The composition of bakuchiol is not the same as that of the well-known retinol. Molecularly, they are fundamentally different. However, the effect of the substances on the skin is a similar one: Bakuchiol stimulates the so-called retinoid receptors, which are responsible for the synthesis of collagen. Cell renewal in the epidermis is also stimulated by the “bio-retinol” and thus the smoothing of the skin surface. In skin care, the extract thus acts as a retinoid analogue and perfectly imitates its action.
A 2018 study, also published in the British Journal of Dermatology, compared the effectiveness of bakuchiol and retinol. According to the study, both can mitigate the signs of skin aging. Bakuchiol, however, proved to be more tolerable than classic retinol: Over 12 weeks, 44 subjects were asked to apply a cream containing 0.5 percent bakuchiol twice a day, or a cream containing an equal dose of retinol, once a day. Both substances had similar effects on wrinkles and pigmentation. However, bakuchiol resulted in less scaling, burning and itching. Studies from 2014 and 2019 show similar results.
Who is Bakuchiol suitable for?
Arguably the best attribute for an INCI ingredient: that it is suitable for everyone. Bakuchiol can be used on dry, oily and combination skin – and even sensitive skin. Only in combination with acid peelings should the active ingredient, according to expert opinion, better not be used.
Vegetarians and vegans should also be pleased that the retinol alternative is purely plant-based, unlike the original. Classical retiniode are namely contained mainly in animal substances.
Bakuchiol and natural cosmetics
Despite all the advantages, the number of cosmetic products containing bakuchiol is still quite manageable. In certified natural cosmetics, one even looks for the raw material completely in vain. The reasons for this vary. On inquiry with different manufacturers, we got the following answers:
“Bakuchiol has a similar effect (like retinol) and is very interesting for us. We have been looking for a suitable source for our products for quite some time. Unfortunately, we have not been able to find any quality that could meet the strict requirements of our company and those of our certifiers. Most of the time it is due to the manufacturing process. I suspect that is why no other natural cosmetics company uses this raw material so far. So the search continues…”, says Sebastian Georgi, Head of Research and Development, LOGOCOS Naturkosmetik AG.
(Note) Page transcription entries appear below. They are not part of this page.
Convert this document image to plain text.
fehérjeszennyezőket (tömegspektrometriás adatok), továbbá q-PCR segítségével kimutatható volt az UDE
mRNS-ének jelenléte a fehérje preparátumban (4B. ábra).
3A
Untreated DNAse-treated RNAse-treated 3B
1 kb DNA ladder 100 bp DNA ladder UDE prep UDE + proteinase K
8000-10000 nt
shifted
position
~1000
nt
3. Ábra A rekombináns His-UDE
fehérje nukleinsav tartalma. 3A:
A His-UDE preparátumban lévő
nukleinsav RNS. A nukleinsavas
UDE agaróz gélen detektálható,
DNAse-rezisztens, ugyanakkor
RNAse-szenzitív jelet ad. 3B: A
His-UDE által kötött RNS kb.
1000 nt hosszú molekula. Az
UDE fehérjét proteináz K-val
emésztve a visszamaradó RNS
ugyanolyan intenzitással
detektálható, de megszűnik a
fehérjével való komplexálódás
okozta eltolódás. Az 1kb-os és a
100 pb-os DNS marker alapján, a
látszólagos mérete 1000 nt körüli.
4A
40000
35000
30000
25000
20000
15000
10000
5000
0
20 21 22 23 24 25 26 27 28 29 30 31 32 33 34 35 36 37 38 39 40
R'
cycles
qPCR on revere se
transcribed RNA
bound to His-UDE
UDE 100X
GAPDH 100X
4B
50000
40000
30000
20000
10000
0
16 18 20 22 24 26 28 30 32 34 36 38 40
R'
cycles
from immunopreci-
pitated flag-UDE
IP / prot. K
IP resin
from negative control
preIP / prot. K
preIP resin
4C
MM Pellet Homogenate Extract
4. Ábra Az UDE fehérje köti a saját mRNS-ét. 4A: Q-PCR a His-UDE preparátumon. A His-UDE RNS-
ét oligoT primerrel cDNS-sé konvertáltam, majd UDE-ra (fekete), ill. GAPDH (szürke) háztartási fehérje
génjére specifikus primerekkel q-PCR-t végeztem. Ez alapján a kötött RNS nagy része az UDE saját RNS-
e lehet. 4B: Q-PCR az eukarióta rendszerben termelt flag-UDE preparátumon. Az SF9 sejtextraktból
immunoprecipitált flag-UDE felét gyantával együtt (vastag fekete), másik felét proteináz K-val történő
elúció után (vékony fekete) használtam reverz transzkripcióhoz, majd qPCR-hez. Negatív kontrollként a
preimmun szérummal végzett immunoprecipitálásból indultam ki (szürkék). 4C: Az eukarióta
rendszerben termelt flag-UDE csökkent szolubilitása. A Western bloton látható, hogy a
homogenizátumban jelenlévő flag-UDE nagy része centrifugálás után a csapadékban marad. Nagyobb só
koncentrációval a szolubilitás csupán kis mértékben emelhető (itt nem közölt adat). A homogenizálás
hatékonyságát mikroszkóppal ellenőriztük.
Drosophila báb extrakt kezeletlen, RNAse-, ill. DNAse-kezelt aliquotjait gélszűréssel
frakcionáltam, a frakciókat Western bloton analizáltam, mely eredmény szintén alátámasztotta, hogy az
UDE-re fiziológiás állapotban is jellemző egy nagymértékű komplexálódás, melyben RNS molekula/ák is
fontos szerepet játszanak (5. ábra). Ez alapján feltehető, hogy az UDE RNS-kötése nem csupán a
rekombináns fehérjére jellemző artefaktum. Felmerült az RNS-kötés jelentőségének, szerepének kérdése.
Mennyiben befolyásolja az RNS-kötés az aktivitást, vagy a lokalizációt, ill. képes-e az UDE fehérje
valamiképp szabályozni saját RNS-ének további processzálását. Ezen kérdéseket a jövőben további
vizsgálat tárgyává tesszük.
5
The raw material was previously unknown to another manufacturer. After extensive research, the company was not satisfied with the results of its research to date. According to the laboratory, the company only uses well-researched active ingredients whose efficacy and safety have been adequately proven. In addition, bakuchiol had not yet been offered by any of the company’s raw material suppliers.
According to Laverana, the assumption is that Bakuchiol is not found in natural cosmetics because the raw material is not currently certified. On the subject of efficacy, they did not want to make a statement here.
On inquiry with NATRUE, it was confirmed to us at the time of going to press that the raw material is not currently certified and is therefore not used in products bearing the natural cosmetics label. Bakuchiol has also not yet been evaluated by the SCCS (the European Commission’s Scientific Committee on Consumer Safety). Will that change soon? “When evaluating ingredients, origin, manufacturing process and extraction methods play an important role. Without precise information on these points, it is difficult to assess how Bakuchiol might meet NATRUE’s criteria,” the press office said.
Bakuchiol is still a newcomer on the beauty scene in 2020, although the active ingredient was first used in 2007. In the next few years, more research needs to be done to further advance its use – especially in natural cosmetics. The natural substance definitely has potential that needs to be proven. In addition, it must be made available in appropriate quality so that it meets the requirements not only of Clean Beauty, but also of certified natural cosmetics.
For insiders: Curious people can still try the “organic retinol”: It is currently found, for example, in products of the near-natural or non-certified natural cosmetics brands Herbivore Botanicals, Bybi, Oskia and Omorovicza. (A look at the INCI reveals whether the composition of the respective product also meets personal requirements).